Reversing the “Older” Vasectomy: A Surgeon’s Point of View
I’m not sure exactly why, but I see a lot of men with “older” (>15 year old) vasectomies who want them reversed. It’s a daily occurrence. Sure, I have published and lectured on this topic, but I think patients also sense that I have a particular interest in these more complex cases. They fall smack into the crosshairs of my interest, skill and expertise.
There’s a lot more going on with reversing the “older” vasectomy than you might imagine. In addition to the simple problem of undoing a man-made blockage, there are a host of other issues to consider when reversing men with “older” vasectomies.
- Is he still making sperm?
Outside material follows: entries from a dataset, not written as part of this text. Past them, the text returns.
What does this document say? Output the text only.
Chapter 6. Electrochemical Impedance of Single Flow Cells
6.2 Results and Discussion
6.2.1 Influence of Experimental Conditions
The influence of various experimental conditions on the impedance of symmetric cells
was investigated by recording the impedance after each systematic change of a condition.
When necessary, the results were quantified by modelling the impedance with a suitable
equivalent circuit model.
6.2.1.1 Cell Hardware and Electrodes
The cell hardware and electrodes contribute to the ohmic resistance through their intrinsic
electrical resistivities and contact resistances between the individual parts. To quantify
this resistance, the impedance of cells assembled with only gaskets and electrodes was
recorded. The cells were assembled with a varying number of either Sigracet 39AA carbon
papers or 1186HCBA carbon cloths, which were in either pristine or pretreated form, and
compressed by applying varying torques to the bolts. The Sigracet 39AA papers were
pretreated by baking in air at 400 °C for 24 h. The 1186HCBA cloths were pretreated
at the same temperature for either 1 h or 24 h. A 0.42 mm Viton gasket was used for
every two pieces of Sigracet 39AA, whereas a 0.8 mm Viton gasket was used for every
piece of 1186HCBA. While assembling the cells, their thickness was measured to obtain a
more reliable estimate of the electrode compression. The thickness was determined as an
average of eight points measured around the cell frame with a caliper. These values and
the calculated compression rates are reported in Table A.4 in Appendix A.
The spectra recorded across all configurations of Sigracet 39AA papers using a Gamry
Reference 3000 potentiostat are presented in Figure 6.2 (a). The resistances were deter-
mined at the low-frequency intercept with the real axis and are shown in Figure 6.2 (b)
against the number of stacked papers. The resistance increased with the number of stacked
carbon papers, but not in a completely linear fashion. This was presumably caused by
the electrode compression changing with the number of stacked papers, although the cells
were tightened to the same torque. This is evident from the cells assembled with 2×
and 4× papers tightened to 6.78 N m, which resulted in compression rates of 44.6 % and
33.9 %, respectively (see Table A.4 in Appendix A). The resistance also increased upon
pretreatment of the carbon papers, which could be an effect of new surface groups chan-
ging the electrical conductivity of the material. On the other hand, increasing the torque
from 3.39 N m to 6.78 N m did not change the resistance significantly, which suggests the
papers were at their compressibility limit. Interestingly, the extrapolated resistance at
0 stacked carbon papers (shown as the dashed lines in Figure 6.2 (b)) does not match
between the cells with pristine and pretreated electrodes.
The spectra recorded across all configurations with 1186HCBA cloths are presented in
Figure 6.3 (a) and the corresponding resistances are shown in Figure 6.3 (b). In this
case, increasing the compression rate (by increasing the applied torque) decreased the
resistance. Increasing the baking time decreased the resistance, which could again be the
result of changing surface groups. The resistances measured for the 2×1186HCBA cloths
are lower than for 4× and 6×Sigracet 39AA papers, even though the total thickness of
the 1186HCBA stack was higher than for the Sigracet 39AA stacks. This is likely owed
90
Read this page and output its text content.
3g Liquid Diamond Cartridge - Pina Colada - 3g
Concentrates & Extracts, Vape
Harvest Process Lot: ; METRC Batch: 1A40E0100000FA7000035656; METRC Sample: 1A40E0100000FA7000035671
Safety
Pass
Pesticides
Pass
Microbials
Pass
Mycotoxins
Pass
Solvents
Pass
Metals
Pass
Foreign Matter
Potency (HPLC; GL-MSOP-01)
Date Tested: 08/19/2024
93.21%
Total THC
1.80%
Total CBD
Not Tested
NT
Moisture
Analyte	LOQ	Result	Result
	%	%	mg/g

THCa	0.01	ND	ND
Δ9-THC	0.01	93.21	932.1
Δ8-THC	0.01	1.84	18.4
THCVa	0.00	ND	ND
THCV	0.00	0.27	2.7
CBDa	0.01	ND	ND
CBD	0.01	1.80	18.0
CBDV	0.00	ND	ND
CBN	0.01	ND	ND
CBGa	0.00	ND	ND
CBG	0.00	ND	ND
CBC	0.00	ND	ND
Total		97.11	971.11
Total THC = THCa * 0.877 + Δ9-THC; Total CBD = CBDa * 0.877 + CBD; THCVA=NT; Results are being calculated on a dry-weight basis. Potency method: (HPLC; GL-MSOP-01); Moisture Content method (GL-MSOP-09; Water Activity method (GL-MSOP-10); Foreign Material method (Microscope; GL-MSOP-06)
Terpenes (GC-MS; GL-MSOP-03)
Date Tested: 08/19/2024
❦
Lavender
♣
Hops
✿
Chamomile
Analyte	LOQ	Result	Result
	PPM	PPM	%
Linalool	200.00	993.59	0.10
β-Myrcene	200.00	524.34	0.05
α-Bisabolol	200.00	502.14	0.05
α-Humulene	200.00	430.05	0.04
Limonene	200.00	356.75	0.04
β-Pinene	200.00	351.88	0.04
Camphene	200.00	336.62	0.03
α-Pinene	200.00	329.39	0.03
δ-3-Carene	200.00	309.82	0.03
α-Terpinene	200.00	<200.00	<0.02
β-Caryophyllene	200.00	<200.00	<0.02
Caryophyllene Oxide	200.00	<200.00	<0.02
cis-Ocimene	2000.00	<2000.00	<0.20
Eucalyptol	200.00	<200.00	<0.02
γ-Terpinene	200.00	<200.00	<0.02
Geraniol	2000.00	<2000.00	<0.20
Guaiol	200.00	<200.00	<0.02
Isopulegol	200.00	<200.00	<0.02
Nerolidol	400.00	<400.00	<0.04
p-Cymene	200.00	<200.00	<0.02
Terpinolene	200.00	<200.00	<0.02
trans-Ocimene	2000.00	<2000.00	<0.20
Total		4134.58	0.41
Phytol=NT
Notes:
Although we have published that sperm production stays relevant constant as men age and gray, there is definitely a point, generally in the 8thdecade, where sperm production ceases entirely. It is a clinical art to identify those at risk for testis failure before attempting complex microsurgical procedures.
- Are his sperm healthy? We have published that sperm chromosomal integrity is well maintained after prolonged blockage from vasectomy. But, it’s also true that other, more subtle genetic issues can affect sperm as men age. The general consensus though is the healthier the man, the healthier his sperm.
- Will his kids be healthy? A discussion of the inexorable effects of advanced paternal age on the health of offspring is part and parcel of my practice.
- Does he know all of his options? Although vasectomies are reversible, doing this introduces the problem of contraception back into the couple’s lives. To some, simply retrieving sperm and leaving the much appreciated vasectomy alone can be an attractive option. To others a review of the cost-effectiveness of reversal vs. IVF is very important.
- When will she conceive? With many couples, the timeline of sperm recovery, time to pregnancy and pregnancy rates after vasectomy reversal matter greatly to family planning, especially when IVF, the “big hammer” of all treatments, looms large as an alternative.
- Will he recover well? This issue is man-handled with a proprietary on-line digital house call service that follows men daily for several weeks after procedures.
All in, both art and medicine are behind the decision to reverse the “older” vasectomy. In a sense, surgeons should have the bigger and longer view what will happen after surgery. Indeed, in the words of Pablo Picasso, the surgeon must “[wash] the dust of daily life off [their] souls” and foresee the true potential that patients have to be fathers again.